Não é à toa que os casos de violência homofóbica e se multiplicaram no desfile do bloco após a intervenção de Sodré, chegando ao triste momento em que tivemos que atender, no trio, um amigo ensanguentado após ser chamado de viado e ser agredido a socos por conta de sua orientação sexual. Após um suspeito spray de pimenta (qual cidadão comum possui spray de pimenta no bolso?) lançado aleatoreamente em frente ao trio e da agressão gratuita a uma integrante da bateria do bloco por parte de um folião, optamos pelo encerramento do desfile, antes do local e horário previstos, para a garantia da segurança dos presentes.
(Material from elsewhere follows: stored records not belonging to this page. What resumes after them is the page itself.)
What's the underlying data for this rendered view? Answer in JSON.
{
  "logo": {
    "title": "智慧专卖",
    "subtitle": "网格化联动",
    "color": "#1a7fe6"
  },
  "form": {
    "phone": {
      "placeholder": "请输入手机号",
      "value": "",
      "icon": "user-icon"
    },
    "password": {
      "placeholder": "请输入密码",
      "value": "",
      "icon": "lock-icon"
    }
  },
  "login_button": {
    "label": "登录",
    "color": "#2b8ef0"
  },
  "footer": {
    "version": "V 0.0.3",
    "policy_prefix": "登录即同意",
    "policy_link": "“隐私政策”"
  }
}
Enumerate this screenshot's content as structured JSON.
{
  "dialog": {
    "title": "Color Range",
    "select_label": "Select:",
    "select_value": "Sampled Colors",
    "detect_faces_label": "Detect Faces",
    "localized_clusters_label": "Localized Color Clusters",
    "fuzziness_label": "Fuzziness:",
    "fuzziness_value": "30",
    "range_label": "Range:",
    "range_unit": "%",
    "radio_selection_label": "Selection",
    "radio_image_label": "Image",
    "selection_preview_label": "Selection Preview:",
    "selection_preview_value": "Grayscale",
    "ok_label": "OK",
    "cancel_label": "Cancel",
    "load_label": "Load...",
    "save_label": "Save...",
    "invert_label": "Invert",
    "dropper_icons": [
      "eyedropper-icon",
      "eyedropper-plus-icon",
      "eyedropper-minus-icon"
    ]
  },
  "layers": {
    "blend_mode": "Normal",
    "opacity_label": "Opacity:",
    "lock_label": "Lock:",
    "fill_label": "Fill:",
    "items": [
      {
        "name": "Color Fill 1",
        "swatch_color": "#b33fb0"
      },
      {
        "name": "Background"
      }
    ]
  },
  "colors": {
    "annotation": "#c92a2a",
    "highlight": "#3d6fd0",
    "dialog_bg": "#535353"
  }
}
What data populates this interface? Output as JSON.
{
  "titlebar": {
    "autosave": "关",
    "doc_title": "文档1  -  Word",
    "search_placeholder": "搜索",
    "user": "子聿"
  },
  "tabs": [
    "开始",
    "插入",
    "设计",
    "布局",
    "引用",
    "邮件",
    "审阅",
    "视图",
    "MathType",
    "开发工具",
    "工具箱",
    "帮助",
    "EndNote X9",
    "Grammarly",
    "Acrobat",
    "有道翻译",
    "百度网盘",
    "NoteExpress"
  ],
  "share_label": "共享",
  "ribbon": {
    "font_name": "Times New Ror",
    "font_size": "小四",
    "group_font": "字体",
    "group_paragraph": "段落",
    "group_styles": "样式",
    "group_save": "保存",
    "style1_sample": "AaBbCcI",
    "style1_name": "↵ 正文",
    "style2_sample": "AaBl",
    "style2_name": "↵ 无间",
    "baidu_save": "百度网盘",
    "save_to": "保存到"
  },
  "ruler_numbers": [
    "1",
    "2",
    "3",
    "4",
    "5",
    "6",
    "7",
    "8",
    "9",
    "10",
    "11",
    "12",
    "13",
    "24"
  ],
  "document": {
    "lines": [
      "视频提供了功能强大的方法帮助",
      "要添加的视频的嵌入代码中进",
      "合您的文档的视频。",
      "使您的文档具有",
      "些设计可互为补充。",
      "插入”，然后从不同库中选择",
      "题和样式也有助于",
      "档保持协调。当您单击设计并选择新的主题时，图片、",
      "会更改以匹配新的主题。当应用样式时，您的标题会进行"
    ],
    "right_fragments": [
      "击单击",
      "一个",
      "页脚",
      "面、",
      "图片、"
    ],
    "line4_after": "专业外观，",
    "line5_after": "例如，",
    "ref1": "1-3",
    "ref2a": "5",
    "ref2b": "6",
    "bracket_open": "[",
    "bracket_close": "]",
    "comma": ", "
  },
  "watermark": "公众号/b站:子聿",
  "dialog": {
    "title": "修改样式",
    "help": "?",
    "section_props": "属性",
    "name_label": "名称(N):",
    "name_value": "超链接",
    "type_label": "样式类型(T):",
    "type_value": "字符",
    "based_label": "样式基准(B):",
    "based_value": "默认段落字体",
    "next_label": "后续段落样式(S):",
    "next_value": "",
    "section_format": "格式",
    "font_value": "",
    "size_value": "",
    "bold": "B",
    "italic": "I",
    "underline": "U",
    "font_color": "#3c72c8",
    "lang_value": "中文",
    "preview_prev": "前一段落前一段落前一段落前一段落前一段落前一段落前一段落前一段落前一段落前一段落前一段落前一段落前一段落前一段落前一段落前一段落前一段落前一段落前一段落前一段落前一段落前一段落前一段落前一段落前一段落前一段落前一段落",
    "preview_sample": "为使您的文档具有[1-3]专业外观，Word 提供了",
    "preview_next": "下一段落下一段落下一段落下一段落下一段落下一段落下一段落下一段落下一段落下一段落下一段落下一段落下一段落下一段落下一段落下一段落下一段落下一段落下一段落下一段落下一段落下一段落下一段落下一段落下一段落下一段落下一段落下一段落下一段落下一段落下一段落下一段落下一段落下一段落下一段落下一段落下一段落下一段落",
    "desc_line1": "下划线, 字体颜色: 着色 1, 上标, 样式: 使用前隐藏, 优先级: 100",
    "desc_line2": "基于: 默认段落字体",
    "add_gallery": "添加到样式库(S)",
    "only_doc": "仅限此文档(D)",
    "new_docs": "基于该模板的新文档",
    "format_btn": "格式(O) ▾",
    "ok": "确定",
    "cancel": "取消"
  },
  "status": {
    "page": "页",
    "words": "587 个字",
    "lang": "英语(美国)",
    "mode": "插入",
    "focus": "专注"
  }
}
Reconhecemos a importância da Política Militar para o carnaval de Belo Horizonte e, portanto, não nos furtamos a participar das diversas reuniões convocadas com o órgão e pela Belotur, para garantir a segurança de nosso desfile. Seguimos à risca as recomendações da PM para o desenrolar do desfile, reconhecendo a experiência de uma instituição que vem atuando há anos no setor de segurança pública em nosso estado. Se, por outro lado, as exigências da Política Militar passam pela censura às canções entoadas pelo bloco e ao endosso de posicionamentos de intolerância de de violência por parte de grupos que atuam com base no ódio à diversidade e à diferença, não podemos compactuar e sermos cúmplices.
Precisamos existir em nossas diferenças. Precisamos defender a democracia nos pequenos atos. Precisamos que nosso carnaval seja como sempre foi: de paz, de amor e de diversidade.
Somos fortes, somos muitxs e estamos unidxs! O carnaval do Tchanzinho Zona Norte resiste!”